Anderson Weaves Memory, Meaning Through 'Black Excellence'

An African American man holds a large colorful tapestry from one end as it is lifted up at the other end in a room with white walls.
Artist Noel Anderson's new exhibition, Black Excellence, features a colorful, two-story tapestry. The exhibition runs through April 3, 2026, at the University Art Museum. (Photo by Patrick Dodson)

By Michael Parker

ALBANY, N.Y. (Sept. 4, 2025) — The University Art Museum is opening its fall season with the largest solo exhibition to date by artist Noel W. Anderson, Black Excellence. The show, which runs from now through April 3, 2026, brings together more than 35 works — tapestries, video and works on paper — that challenge viewers to reconsider history, identity, and the stories embedded in images. Admission is free and open to the public.

For Anderson, who grew up in Louisville, Kentucky, and now lives and works in New York, the exhibition is more than a career milestone. It is a deeply personal exploration of the triumphs and burdens carried in the phrase “Black excellence.” Through his process of digital manipulation, weaving and physical alteration, Anderson reconceives found images of cultural icons, athletes, musicians and everyday figures.

“The tapestry is an open and expansive field of possibility,” Anderson explains.

From Anderson’s perspective, material carries its own history. For example, cotton is inseparable from American labor and the legacy of slavery, and Anderson’s dyeing, bleaching, scraping and picking of threads becomes a metaphor for how history itself can be disrupted.

Sound, Space and the Weight of Excellence

The exhibitions also debuts a 30-minute video piece, Echoes of the New World (2025), that Anderson created in collaboration with filmmaker and sound designer Solomon Bennett. The film mixes archival and cinema footage with sound — from Duke Ellington’s music to O.J. Simpson’s infamous car chase — to create a disorienting but poignant meditation on how race, performance and spectacle intersect in American life.

As Anderson sees it, “sound breaks the surface of the image” in a way that mirrors the physical interventions he makes in his textiles.

An African American man stands in the background as a colorful tapestry is suspended in front of him in a room with white walls.
Noel Anderson's new exhibition: Black Excellence, features tapestries, works on paper and a new, 30-minute video piece, "Echoes of the New World" (2025), created in collaboration with filmmaker and sound designer Solomon Bennett. (Photo by Patrick Dodson)

The University Art Museum’s two-story space also plays an important role in the exhibition. Suspended tapestries hang from the 30-foot ceilings, inviting viewers to experience the work from below and above.

The space becomes an arena, Anderson notes, “where you’re always aware of your position — as a witness, a participant or an observer.”

As Anderson explains, the title “Black Excellence” is deliberate. First popularized during the Civil Rights movement, the term is often used to celebrate achievement and resilience. Anderson asks viewers to look more closely. 
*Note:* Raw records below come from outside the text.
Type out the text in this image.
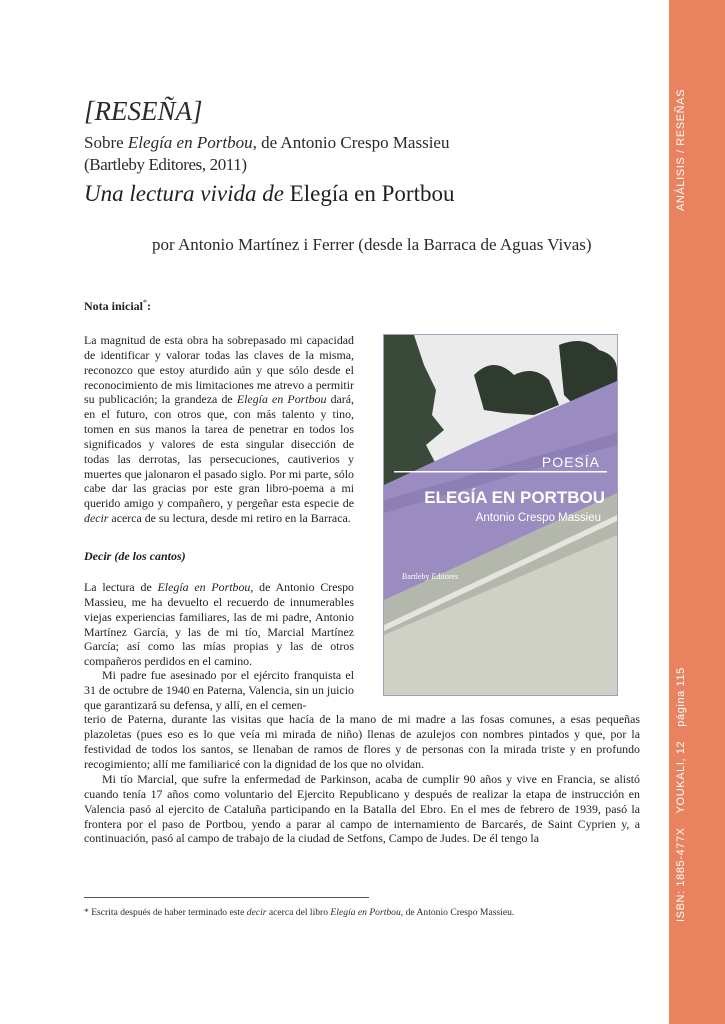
ANÁLISIS / RESEÑAS
ISBN: 1885-477XYOUKALI, 12página 115
[RESEÑA]
Sobre Elegía en Portbou, de Antonio Crespo Massieu
(Bartleby Editores, 2011)
Una lectura vivida de Elegía en Portbou
por Antonio Martínez i Ferrer (desde la Barraca de Aguas Vivas)
Nota inicial*:

La magnitud de esta obra ha sobrepasado mi capacidad de identificar y valorar todas las claves de la misma, reconozco que estoy aturdido aún y que sólo desde el reconocimiento de mis limitaciones me atrevo a permitir su publicación; la grandeza de Elegía en Portbou dará, en el futuro, con otros que, con más talento y tino, tomen en sus manos la tarea de penetrar en todos los significados y valores de esta singular disección de todas las derrotas, las persecuciones, cautiverios y muertes que jalonaron el pasado siglo. Por mi parte, sólo cabe dar las gracias por este gran libro-poema a mi querido amigo y compañero, y pergeñar esta especie de decir acerca de su lectura, desde mi retiro en la Barraca.

Decir (de los cantos)

La lectura de Elegía en Portbou, de Antonio Crespo Massieu, me ha devuelto el recuerdo de innumerables viejas experiencias familiares, las de mi padre, Antonio Martínez García, y las de mi tío, Marcial Martínez García; así como las mías propias y las de otros compañeros perdidos en el camino.

Mi padre fue asesinado por el ejército franquista el 31 de octubre de 1940 en Paterna, Valencia, sin un juicio que garantizará su defensa, y allí, en el cemen-

terio de Paterna, durante las visitas que hacía de la mano de mi madre a las fosas comunes, a esas pequeñas plazoletas (pues eso es lo que veía mi mirada de niño) llenas de azulejos con nombres pintados y que, por la festividad de todos los santos, se llenaban de ramos de flores y de personas con la mirada triste y en profundo recogimiento; allí me familiaricé con la dignidad de los que no olvidan.

Mi tío Marcial, que sufre la enfermedad de Parkinson, acaba de cumplir 90 años y vive en Francia, se alistó cuando tenía 17 años como voluntario del Ejercito Republicano y después de realizar la etapa de instrucción en Valencia pasó al ejercito de Cataluña participando en la Batalla del Ebro. En el mes de febrero de 1939, pasó la frontera por el paso de Portbou, yendo a parar al campo de internamiento de Barcarés, de Saint Cyprien y, a continuación, pasó al campo de trabajo de la ciudad de Setfons, Campo de Judes. De él tengo la

POESÍA
ELEGÍA EN PORTBOU
Antonio Crespo Massieu
Bartleby Editores
* Escrita después de haber terminado este decir acerca del libro Elegía en Portbou, de Antonio Crespo Massieu.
What toll does “excellence” take on those expected to embody it? How do exhaustion and erasure intertwine with success?

“By manipulating images from Black visual history — sometimes distorting them, sometimes bringing them into high relief, sometimes nearly dissolving them — Anderson reopens these questions and places them squarely in front of us,” said Corinna Ripps Schaming, director and chief curator of the museum.

A Culmination and an Invitation

After earning his B.F.A. in painting and printmaking from Ohio Wesleyan University, Anderson pursued graduate studies in printmaking at Indiana University and sculpture at Yale. Along the way, he developed a practice that merges the meticulous craft of print and textile work with an experimental approach to media and performance.

Anderson’s exhibition at UAlbany represents a culmination — a chance to pull the threads of his career into a powerful statement.

The University Art Museum is open Monday through Friday, 11 a.m. to 4 p.m., with select Saturday hours. The show will briefly pause during the University’s winter break, but otherwise will anchor the museum’s programming across both semesters.

Ultimately, Anderson hopes viewers leave with more than admiration for his craft. He wants them to wrestle with what the images mean, with the loose threads he has deliberately left visible.

In Anderson’s words, “Loose threads and the natural warp of the material represent a glitch… an invitation to revisit memory and notions.”

That invitation is now extended to UAlbany.